John Arthur Moran (March 22, 1932 – September 28, 2023) was an American Republican Party donor and businessman.

==Personal life and education==
Moran was born in Los Angeles, California in 1932. His father was a self-taught accountant. Moran graduated from the University of Utah in 1954, majoring in banking and finance. After graduation, Moran joined the Navy via Officer Candidate School, serving for three years, mostly as an aerial photographic intelligence officer at Pearl Harbor. Moran died in Salt Lake City on September 28, 2023, at the age of 91.

==Career==
After leaving the Navy, Moran worked at Blyth & Company, Inc., an investment banking firm, eventually becoming a vice president. In 1967, Moran joined Dyson-Kissner, becoming an executive vice president in 1974. Moran retired from Dyson Kissner-Moran in 1998. Moran has also served Senior Advisor of Catalytic Capital Investment Corporation, and as president of Rutherford-Moran Exploration Company, a subsidiary of Chevron Thailand. Moran also served on the board of Wynn Resorts.

==Philanthropy==
Moran helped establish the John A. Moran Eye Center at the University of Utah, and is affiliated with the Metropolitan Museum of Art, National Advisory Council of the University of Utah, and the George and Barbara Bush Endowment for Innovation Cancer Research at M.D. Anderson Cancer Center at the University of Texas. Moran helped finance the John A. and Carole O. Moran Gallery for later Roman art and sarcophagi at the Metropolitan Museum.

==Political activities==
Moran served as the finance chair of the Republican National Committee from 1993 to 1995, and as national finance chairman of Bob Dole's 1996 presidential campaign.
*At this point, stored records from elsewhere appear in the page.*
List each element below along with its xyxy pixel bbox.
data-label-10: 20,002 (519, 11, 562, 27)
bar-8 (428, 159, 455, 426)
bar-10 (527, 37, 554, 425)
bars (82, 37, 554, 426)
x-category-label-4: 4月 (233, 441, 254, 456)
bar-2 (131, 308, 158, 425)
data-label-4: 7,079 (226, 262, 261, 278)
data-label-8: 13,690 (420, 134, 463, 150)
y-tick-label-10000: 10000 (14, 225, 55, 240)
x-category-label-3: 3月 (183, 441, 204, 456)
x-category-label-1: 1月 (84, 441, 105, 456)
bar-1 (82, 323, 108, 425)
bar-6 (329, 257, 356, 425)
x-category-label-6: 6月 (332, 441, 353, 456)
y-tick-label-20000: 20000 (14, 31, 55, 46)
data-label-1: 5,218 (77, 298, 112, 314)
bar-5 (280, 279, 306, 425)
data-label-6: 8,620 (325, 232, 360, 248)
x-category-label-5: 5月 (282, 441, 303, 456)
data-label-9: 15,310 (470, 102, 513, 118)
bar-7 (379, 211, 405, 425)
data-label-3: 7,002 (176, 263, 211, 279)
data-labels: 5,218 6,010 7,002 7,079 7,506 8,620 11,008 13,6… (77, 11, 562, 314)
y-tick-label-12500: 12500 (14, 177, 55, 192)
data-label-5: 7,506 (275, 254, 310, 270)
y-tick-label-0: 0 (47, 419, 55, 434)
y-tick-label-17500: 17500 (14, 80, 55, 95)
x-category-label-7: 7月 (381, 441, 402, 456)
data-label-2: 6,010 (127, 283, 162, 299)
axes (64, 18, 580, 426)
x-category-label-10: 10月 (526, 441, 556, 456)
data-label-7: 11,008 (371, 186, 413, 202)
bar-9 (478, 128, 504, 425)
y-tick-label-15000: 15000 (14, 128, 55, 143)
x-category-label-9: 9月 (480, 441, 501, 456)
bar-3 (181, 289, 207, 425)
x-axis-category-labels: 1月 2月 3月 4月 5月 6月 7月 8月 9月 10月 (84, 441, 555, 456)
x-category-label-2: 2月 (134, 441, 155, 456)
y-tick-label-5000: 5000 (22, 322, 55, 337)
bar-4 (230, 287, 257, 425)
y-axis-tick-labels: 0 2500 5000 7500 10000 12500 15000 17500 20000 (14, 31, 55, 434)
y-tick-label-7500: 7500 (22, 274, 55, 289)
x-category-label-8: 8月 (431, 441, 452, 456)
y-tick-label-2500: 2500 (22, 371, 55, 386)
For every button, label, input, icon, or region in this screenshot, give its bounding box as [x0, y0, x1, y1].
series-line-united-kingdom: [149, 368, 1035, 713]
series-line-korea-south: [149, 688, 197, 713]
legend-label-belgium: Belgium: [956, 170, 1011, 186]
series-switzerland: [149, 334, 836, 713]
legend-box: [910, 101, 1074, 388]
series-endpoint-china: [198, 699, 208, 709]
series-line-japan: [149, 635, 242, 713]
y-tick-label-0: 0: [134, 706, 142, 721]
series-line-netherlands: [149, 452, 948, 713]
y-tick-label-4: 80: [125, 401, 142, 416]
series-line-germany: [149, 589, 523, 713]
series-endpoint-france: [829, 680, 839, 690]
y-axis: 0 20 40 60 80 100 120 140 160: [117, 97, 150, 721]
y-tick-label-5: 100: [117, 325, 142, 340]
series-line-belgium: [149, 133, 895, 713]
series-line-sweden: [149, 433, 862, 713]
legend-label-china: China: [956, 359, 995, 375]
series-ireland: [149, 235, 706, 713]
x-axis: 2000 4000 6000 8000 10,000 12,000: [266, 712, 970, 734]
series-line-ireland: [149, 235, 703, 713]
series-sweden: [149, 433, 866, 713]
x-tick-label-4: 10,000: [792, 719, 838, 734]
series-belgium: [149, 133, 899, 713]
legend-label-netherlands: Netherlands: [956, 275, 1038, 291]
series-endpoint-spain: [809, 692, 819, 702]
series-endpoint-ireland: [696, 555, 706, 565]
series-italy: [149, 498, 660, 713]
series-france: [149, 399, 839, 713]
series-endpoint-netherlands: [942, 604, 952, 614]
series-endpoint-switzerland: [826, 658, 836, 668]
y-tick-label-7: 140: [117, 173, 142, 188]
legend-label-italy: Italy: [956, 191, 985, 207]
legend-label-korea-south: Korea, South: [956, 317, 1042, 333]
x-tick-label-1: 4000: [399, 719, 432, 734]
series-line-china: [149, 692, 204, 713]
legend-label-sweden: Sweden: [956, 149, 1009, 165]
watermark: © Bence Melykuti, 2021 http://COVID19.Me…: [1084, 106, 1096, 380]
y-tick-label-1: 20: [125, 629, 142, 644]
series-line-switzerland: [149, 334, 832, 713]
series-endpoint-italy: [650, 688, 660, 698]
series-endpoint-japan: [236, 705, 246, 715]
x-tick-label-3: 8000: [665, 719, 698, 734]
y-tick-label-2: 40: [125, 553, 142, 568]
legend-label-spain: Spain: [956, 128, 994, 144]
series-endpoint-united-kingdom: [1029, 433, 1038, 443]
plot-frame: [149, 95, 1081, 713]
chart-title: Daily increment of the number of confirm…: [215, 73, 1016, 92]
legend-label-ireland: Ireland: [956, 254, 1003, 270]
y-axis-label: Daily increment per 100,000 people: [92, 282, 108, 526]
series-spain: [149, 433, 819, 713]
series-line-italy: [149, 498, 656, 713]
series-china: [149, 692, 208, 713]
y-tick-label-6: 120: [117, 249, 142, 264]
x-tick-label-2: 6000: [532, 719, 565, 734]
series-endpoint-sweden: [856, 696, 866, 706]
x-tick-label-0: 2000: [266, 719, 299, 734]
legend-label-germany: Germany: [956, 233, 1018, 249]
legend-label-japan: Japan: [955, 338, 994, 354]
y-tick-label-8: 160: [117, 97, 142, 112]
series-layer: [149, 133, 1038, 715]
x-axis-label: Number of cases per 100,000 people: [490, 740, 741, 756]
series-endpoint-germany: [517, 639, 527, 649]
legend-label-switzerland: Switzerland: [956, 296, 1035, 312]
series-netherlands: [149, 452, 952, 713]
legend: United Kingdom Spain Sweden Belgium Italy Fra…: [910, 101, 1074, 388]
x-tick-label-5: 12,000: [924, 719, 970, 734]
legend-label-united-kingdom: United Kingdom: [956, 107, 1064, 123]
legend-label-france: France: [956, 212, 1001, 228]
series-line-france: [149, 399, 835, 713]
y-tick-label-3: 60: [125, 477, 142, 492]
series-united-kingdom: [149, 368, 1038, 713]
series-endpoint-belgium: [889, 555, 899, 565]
Moran also served as an honorary co-chairman of the Republican Leadership Council. In 1997, Moran wrote a letter opposing the power of the Christian Coalition and the far-right in the Republican Party. Moran was a top fundraiser for John McCain in 2008, and joined the Mitt Romney campaign in April 2012. Moran has donated to the political causes of the Koch Brothers.